Carcass took the stage to the roar of a hyped-up crowd, everyone was more than ready for Carcass’s one-of-a-kind crackling, face-pummeling, death ‘n’ roll style of metal. Only a small trip away from across the pond, this legendary extreme metal band have been melting faces and worrying your parents about the music you listen to since the ‘80s with their pioneering grindcore and death metal sound.

Delivering a truly punishing 14-song set, Carcass never fails to have a bad set. I had the pleasure to see them in 2018 when they did a B-side tour with Deafheaven where they played at a super small and out-of-the-way venue in Indiana. Even there, they made you feel like you were in an arena, bringing high-energy and unmatched stage production. Now seeing them back-to-back with Amon Amarth and their current tour, everyone needs to appreciate Carcass’s ability to deliver consistent high-quality performances while regularly touring. It’s not often you get to see pioneers in metal touring as often as Carcass and even better, their fan base has stayed tried-and-true even after a decade-long hiatus.

The metal gods blessed us, as Carcass played one of their best sets filled with fan favorites and deep cuts, but it wasn’t so much the song selection that stood out as the pacing and flow of their set. Taking few breaks, Carcass let the music do the talking, as they were perfectly in sync with one another, delivering a set filled with pounding, earth-shattering breakdowns; gut-wrenching vocals; and crunchy guitar melodies, and riffs sharpened and ready to slice like steel surgical scalpels while others take on more of a rip and tear approach.

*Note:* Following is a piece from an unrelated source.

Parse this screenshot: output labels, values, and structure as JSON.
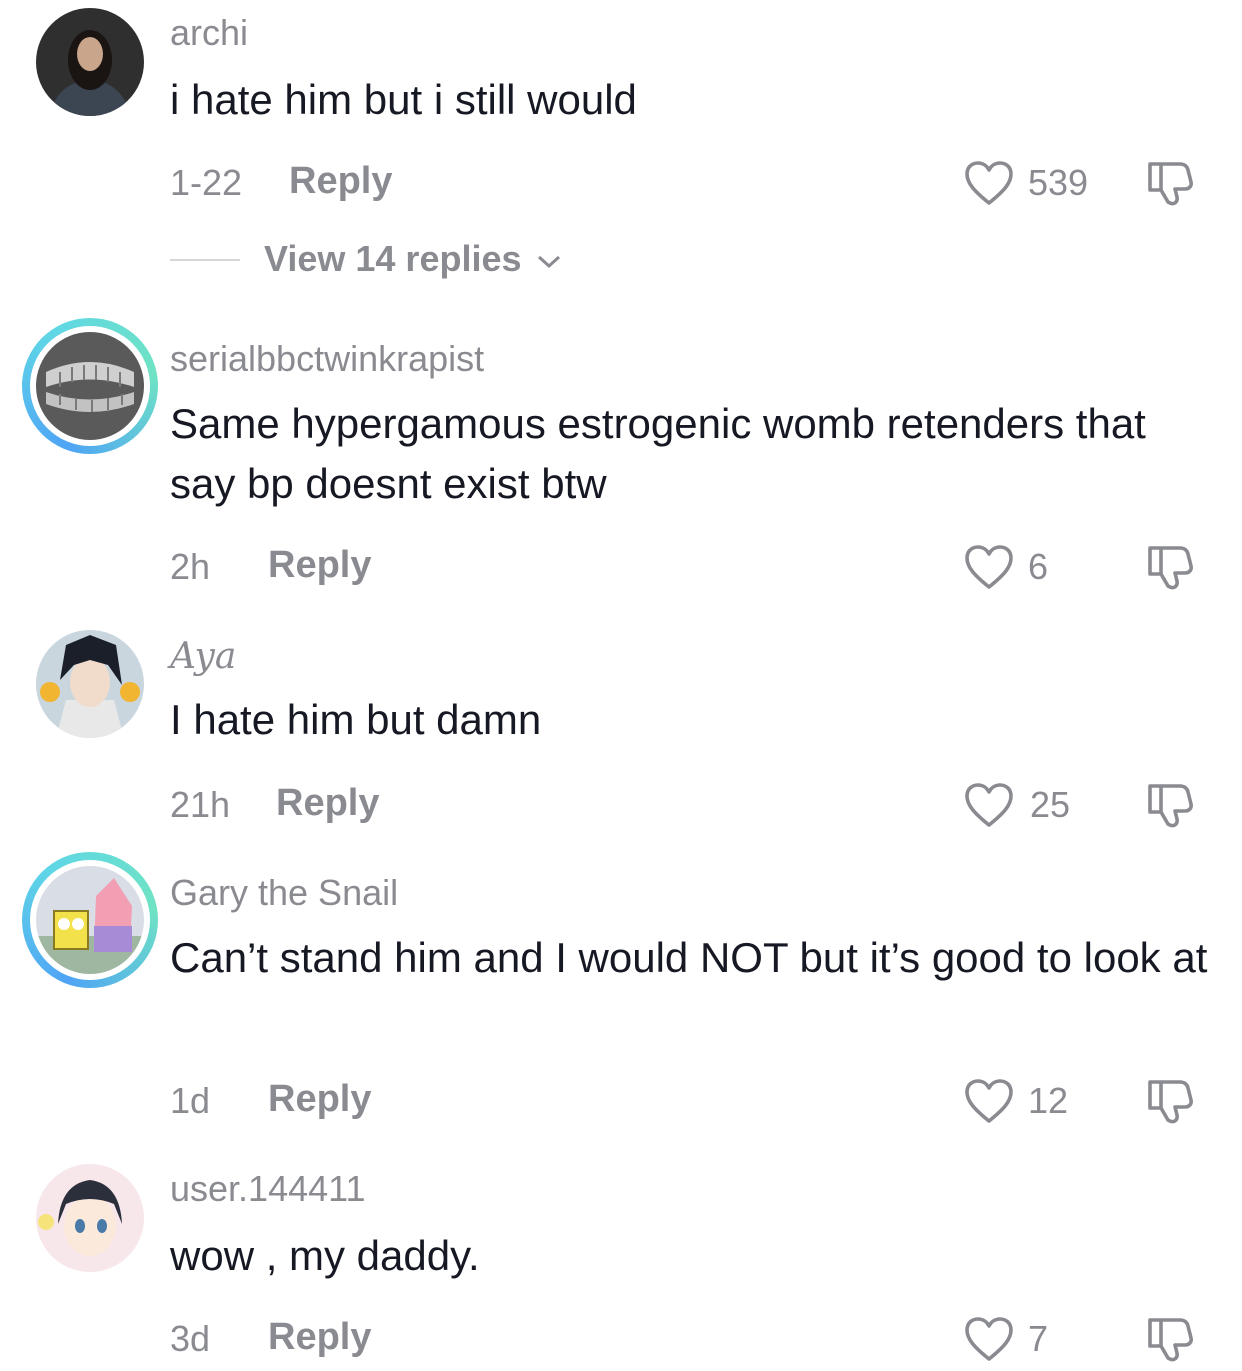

It’s these dualities within Carcass’ music that makes them so unique. It forces them to find the perfect blend to their sound where most bands hyper-focus on one aspect of metal to really refine, Carcass are masters of every aspect. Even after all these years, Carcass make the most of every moment, whether on stage or on their records. It can be easy to praise a legacy act band, but Carcass do deserve praise, as they plow forward with confidence in a whole new act of their lives.